Literaryswag Book Club Pick for July: Scaachi Koul's One Day We'll All Be Dead and None of This Will Matter

This month's Literaryswag Book Club pick is Scaachi Koul's, One Day We'll All Be Dead and None of this Will Matter. That's one title. The other title, if you decide to omit what's been crossed out, is: One Day This Will Matter. I remember reading something about Basquiat's art where it was said that crossing words out was Basquiat's way to render those words more visible. If he hadn't wanted the words to be seen, he'd painted over them like he was also known for doing. It struck me when I read it, because it led me to think if Basquiat did that because he felt like the words he crossed out. If he felt that his presence, as a black man in a racist white art world, gave him a visibility he would've preferred not to have. Basquiat was obsessed with fame, and I believe it's because he thought, or hoped at least, there were lights bright enough that would show people who he was, not who they wanted him to be for their convenience. And they would have to deal.
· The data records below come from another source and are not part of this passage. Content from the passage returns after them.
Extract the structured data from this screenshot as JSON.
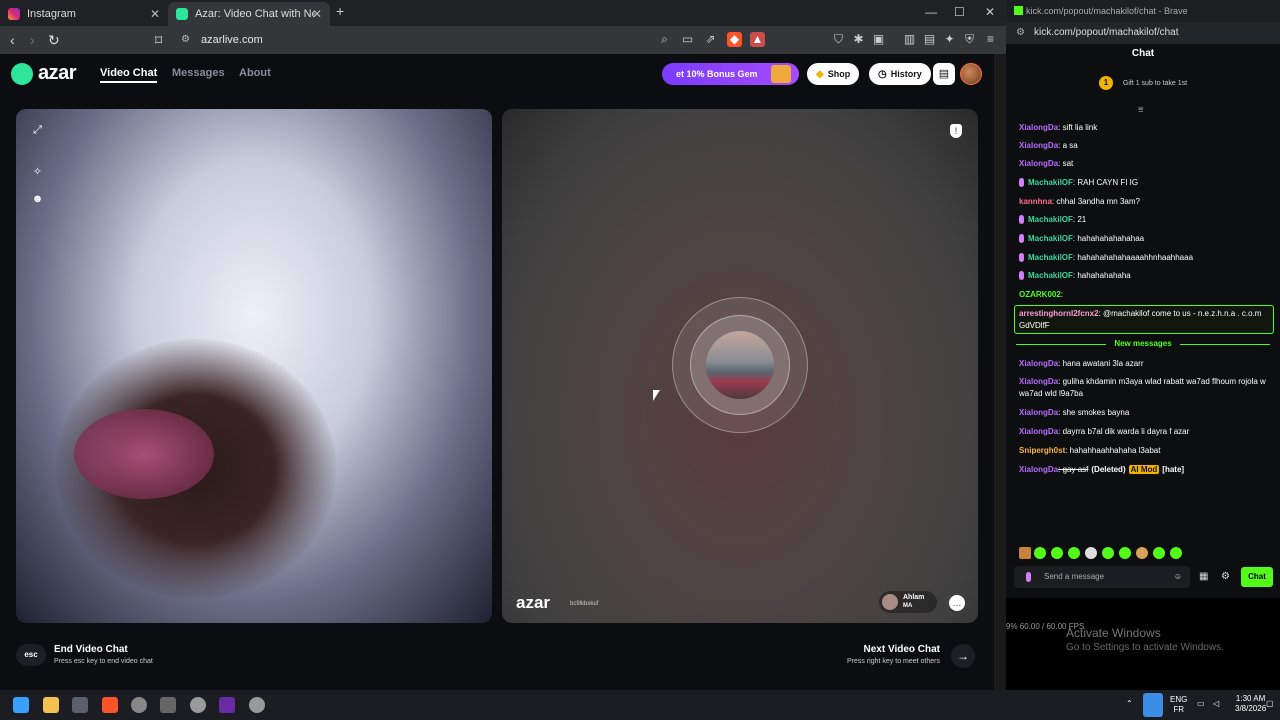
{
  "browser": {
    "tabs": [
      {
        "title": "Instagram",
        "icon": "instagram-icon"
      },
      {
        "title": "Azar: Video Chat with New Pe",
        "icon": "azar-icon"
      }
    ],
    "url": "azarlive.com"
  },
  "azar": {
    "logo": "azar",
    "nav": [
      "Video Chat",
      "Messages",
      "About"
    ],
    "promo_label": "et 10% Bonus Gem",
    "shop_label": "Shop",
    "history_label": "History",
    "watermark": "azar",
    "watermark_id": "bc9lkbxkuf",
    "peer_name": "Ahlam",
    "peer_country": "MA",
    "end_title": "End Video Chat",
    "end_sub": "Press esc key to end video chat",
    "esc_label": "esc",
    "next_title": "Next Video Chat",
    "next_sub": "Press right key to meet others"
  },
  "kick": {
    "window_title": "kick.com/popout/machakilof/chat - Brave",
    "url": "kick.com/popout/machakilof/chat",
    "header": "Chat",
    "gift_text": "Gift 1 sub to take 1st",
    "gift_badge": "1",
    "new_messages_label": "New messages",
    "messages": [
      {
        "user": "XialongDa",
        "text": ": sift lia link",
        "color": "#b76bff",
        "mic": false
      },
      {
        "user": "XialongDa",
        "text": ": a sa",
        "color": "#b76bff",
        "mic": false
      },
      {
        "user": "XialongDa",
        "text": ": sat",
        "color": "#b76bff",
        "mic": false
      },
      {
        "user": "MachakilOF",
        "text": ": RAH CAYN FI IG",
        "color": "#3cd6a0",
        "mic": true
      },
      {
        "user": "kannhna",
        "text": ": chhal 3andha mn 3am?",
        "color": "#ff6b8a",
        "mic": false
      },
      {
        "user": "MachakilOF",
        "text": ": 21",
        "color": "#3cd6a0",
        "mic": true
      },
      {
        "user": "MachakilOF",
        "text": ": hahahahahahahaa",
        "color": "#3cd6a0",
        "mic": true
      },
      {
        "user": "MachakilOF",
        "text": ": hahahahahahaaaahhnhaahhaaa",
        "color": "#3cd6a0",
        "mic": true
      },
      {
        "user": "MachakilOF",
        "text": ": hahahahahaha",
        "color": "#3cd6a0",
        "mic": true
      },
      {
        "user": "OZARK002",
        "text": ":",
        "color": "#53fc18",
        "mic": false
      },
      {
        "user": "arrestinghornl2fcnx2",
        "text": ": @machakilof come to us - n.e.z.h.n.a . c.o.m GdVDlfF",
        "color": "#ff9ad5",
        "mic": false
      },
      {
        "user": "XialongDa",
        "text": ": hana awatani 3la azarr",
        "color": "#b76bff",
        "mic": false
      },
      {
        "user": "XialongDa",
        "text": ": guliha khdamin m3aya wlad rabatt wa7ad flhoum rojola w wa7ad wld l9a7ba",
        "color": "#b76bff",
        "mic": false
      },
      {
        "user": "XialongDa",
        "text": ": she smokes bayna",
        "color": "#b76bff",
        "mic": false
      },
      {
        "user": "XialongDa",
        "text": ": dayrra b7al dik warda li dayra f azar",
        "color": "#b76bff",
        "mic": false
      },
      {
        "user": "Snipergh0st",
        "text": ": hahahhaahhahaha l3abat",
        "color": "#ffb347",
        "mic": false
      },
      {
        "user": "XialongDa",
        "text": ": gay asf",
        "color": "#b76bff",
        "mic": false,
        "deleted": "(Deleted)",
        "mod": "AI Mod",
        "tag": "[hate]"
      }
    ],
    "input_placeholder": "Send a message",
    "chat_button": "Chat",
    "fps_text": "9%   60.00 / 60.00 FPS"
  },
  "system": {
    "activate_title": "Activate Windows",
    "activate_sub": "Go to Settings to activate Windows.",
    "lang_top": "ENG",
    "lang_bottom": "FR",
    "time": "1:30 AM",
    "date": "3/8/2026"
  },
  "colors": {
    "accent_green": "#53fc18",
    "azar_green": "#2ee69a",
    "promo_purple": "#8a3cff"
  }
}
What does all this have to do with Scaachi's essay collection? More than you think. Scaachi's essays operate like the cover of her book. In every one there is an attempt, by either herself or forces larger than her--parents, culture, race, religion, gender, a seemingly form-fitting skirt--where she's being crossed out. But like Thom Yorke says on "The Eraser": "The more you try to erase me/The more that I appear." With every page, Scaachi appears more and more. We meet up Thursday, July 20th, at 7pm The Brooklyn Circus to chop it up about what we see.